Son père travaille dans la NBA

Le parcours des Celebrini n’a rien de conventionnel. Né à Vancouver, il a grandi dans un milieu qui tournait autour du sport, alors que son père, Rick, un ancien joueur professionnel de soccer, était le directeur de la médecine sportive pour les Whitecaps de Vancouver dans la MLS.

En 2018, alors que Macklin avait 13 ans, Rick a obtenu une promotion, alors que les Warriors de Golden State de la NBA l’ont embauché dans le même rôle. La famille a ensuite quitté l’Ouest canadien pour la Californie, s’installant dans la région de San Jose.

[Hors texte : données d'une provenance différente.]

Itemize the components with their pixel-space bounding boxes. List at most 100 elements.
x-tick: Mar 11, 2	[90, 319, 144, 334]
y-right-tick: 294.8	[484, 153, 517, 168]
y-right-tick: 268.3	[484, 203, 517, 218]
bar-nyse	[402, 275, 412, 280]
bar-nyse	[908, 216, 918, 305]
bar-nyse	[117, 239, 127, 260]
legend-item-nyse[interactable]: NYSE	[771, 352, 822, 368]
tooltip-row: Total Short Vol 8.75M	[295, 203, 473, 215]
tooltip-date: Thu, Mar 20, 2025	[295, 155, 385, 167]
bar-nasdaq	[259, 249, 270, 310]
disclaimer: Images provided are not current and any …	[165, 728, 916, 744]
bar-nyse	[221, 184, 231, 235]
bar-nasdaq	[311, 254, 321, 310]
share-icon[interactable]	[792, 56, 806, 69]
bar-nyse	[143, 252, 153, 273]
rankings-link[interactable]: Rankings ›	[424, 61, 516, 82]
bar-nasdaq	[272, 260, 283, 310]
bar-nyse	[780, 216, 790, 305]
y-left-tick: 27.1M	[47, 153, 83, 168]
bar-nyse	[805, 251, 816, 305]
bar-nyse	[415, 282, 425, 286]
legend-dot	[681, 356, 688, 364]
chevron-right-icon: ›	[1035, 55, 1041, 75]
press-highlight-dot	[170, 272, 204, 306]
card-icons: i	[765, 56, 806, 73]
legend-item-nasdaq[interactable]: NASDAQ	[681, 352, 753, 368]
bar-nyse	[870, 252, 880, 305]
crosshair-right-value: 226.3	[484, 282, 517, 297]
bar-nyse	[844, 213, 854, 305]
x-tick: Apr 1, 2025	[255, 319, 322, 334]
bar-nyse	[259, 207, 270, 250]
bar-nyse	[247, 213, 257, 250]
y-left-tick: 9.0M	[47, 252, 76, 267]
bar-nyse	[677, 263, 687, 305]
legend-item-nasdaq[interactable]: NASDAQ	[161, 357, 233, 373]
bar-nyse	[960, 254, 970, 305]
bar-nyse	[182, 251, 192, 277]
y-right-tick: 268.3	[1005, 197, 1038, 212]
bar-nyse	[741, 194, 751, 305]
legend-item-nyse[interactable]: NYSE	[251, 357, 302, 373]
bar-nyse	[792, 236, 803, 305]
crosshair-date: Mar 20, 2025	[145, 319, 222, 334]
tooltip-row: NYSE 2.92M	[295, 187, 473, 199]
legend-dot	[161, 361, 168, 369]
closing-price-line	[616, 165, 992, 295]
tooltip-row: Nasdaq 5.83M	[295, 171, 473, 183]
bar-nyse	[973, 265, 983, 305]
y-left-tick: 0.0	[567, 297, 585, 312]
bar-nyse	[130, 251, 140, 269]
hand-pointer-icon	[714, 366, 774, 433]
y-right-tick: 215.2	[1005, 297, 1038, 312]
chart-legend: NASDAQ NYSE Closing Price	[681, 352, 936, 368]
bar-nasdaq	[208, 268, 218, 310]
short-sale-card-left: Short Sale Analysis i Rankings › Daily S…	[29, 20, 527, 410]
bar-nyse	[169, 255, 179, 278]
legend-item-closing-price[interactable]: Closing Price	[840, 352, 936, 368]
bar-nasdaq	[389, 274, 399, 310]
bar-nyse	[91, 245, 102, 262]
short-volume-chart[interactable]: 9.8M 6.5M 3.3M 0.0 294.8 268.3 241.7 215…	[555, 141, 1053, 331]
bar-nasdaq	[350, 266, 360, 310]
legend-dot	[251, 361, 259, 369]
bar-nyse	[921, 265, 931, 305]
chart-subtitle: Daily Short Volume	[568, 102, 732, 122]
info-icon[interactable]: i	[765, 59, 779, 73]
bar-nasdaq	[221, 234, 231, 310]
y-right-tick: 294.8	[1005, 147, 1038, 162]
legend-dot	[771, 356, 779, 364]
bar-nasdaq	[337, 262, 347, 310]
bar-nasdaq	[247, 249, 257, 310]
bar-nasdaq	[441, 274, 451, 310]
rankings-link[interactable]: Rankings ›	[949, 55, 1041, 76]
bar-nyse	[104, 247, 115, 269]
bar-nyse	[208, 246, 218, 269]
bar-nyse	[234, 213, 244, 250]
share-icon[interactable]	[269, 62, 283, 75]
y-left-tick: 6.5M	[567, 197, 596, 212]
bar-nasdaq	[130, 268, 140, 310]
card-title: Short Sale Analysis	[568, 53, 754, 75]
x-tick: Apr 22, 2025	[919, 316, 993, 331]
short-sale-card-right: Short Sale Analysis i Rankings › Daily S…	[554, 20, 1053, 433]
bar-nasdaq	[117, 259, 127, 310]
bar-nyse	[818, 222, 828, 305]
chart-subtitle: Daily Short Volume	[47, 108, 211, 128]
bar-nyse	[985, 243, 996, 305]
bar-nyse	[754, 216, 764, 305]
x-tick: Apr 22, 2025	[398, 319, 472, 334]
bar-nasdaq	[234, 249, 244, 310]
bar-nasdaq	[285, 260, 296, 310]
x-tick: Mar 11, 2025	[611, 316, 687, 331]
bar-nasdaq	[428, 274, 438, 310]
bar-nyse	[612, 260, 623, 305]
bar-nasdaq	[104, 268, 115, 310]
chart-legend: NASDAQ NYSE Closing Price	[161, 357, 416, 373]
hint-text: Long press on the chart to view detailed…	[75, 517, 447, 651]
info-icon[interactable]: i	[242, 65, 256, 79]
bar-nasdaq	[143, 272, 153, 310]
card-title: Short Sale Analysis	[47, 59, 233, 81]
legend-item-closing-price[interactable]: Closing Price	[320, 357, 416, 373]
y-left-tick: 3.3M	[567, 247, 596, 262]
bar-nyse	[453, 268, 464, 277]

Le père de Macklin Celebrini, Rick, travaillant avec Kevin Durant le 10 octobre 2018.
Le père de Macklin Celebrini, Rick, travaillant avec Kevin Durant le 10 octobre 2018. AFP

«La première année où on a déménagé, j’ai passé beaucoup de temps aux matchs des Warriors. C’était spécial d’être dans l’entourage d’une équipe de la NBA. Par la suite, je partais l’hiver, donc je n’étais pas là, mais cet été, j’ai utilisé leurs installations lors de ma rééducation. Ça m’a aidé», a expliqué celui qui a raté la majorité des séries l’an dernier, avec le Steel de Chicago de la USHL, en raison d’une blessure à l’épaule.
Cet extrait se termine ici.